Ideological predecessors of the Tea Party, like the John Birch Society and the White Citizens Councils, mounted fierce resistance to racial equality in the United States. Their opposition to integration of public schools and transportation in the 1950s and 1960s Civil Rights Movement could be described as nothing short of terrorism.

Today, that fierce racism of white supremacy plays out in other venues where John Birch Society and the Tea Party jointly oppose universal human rights advocated by the Indigenous Peoples Movement. One can easily track their direct influence within state-level organizations like Republican Liberty Caucus.

As white supremacy affinity organizations like Citizens Equal Rights Alliance promote termination of American Indian tribes, Tea Party, John Birch Society and Republican Liberty Caucus ideologues bring sixty years of experience in organizing hate campaigns to the racist alliance. More sophisticated than the hooded Klan of yesteryear, these modern white supremacists hide behind concocted legalisms and outdated notions of American society.

As traditional American liberals find themselves confronted by modern organized racism, it is tempting for them to resort to customary practices of diplomacy, compromise and negotiation. The problem with this well-meaning but wrongheaded approach is, What’s to negotiate?
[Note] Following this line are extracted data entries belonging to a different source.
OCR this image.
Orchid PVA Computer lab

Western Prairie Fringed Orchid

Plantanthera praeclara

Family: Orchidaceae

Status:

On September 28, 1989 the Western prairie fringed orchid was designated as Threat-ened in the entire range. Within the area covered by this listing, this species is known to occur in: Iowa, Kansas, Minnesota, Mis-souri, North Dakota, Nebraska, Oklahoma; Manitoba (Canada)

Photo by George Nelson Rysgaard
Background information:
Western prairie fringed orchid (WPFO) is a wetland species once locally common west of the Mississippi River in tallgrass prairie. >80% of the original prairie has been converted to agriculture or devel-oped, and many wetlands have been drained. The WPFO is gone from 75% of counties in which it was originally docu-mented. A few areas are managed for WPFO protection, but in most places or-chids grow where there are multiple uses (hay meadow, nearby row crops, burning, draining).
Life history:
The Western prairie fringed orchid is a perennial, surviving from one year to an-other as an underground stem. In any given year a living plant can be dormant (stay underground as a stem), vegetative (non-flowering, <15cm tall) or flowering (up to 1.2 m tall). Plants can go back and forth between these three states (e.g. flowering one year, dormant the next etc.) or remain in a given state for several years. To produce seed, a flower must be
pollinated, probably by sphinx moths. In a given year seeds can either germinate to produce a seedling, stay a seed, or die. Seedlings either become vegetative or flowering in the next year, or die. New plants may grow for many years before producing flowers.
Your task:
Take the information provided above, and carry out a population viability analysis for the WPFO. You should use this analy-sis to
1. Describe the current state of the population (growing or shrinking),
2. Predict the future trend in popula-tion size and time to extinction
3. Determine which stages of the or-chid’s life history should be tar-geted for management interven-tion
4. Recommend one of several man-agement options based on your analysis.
With the liberal reforms of the 1950s-1970s long over, indeed annihilated by Reagan/Bush, the conservative investment in a white supremacy revival via the Tea Party, Religious Right and GOP is harvesting the fruits of judicial appointments like U.S. Supreme Court justice Antonin Scalia. One reason the Indigenous Peoples Movement in the US is steering away from the courts, and seeking diplomatic initiatives between the National Congress of American Indians and the Obama administration.

Since the liberal elite is rightly seen as hypocritical by both human rights adherents and white supremacists, the conservative elite has an advantage. There is no grassroots liberal counterpart to the Tea Party. The liberal grassroots rarely organizes for power; the conservative grassroots does nothing but. Exploring common ground with violent racists is more of that nonsensical diplomacy with people who are dead set to destroy them and their values. An examination of history shows it never works.

Liberal values have to be fought for, which means opposing conservative values, embraced since Reagan by the liberal elite. Thus, acolytes of Reagan, like Obama, and neoliberals like Hillary are unreliable allies of the liberal grassroots. Meanwhile, the conservative grassroots is a frenzied hate machine pushing the GOP toward values of the Confederacy. All of which means grassroots liberals need an organizing strategy, not a mission statement.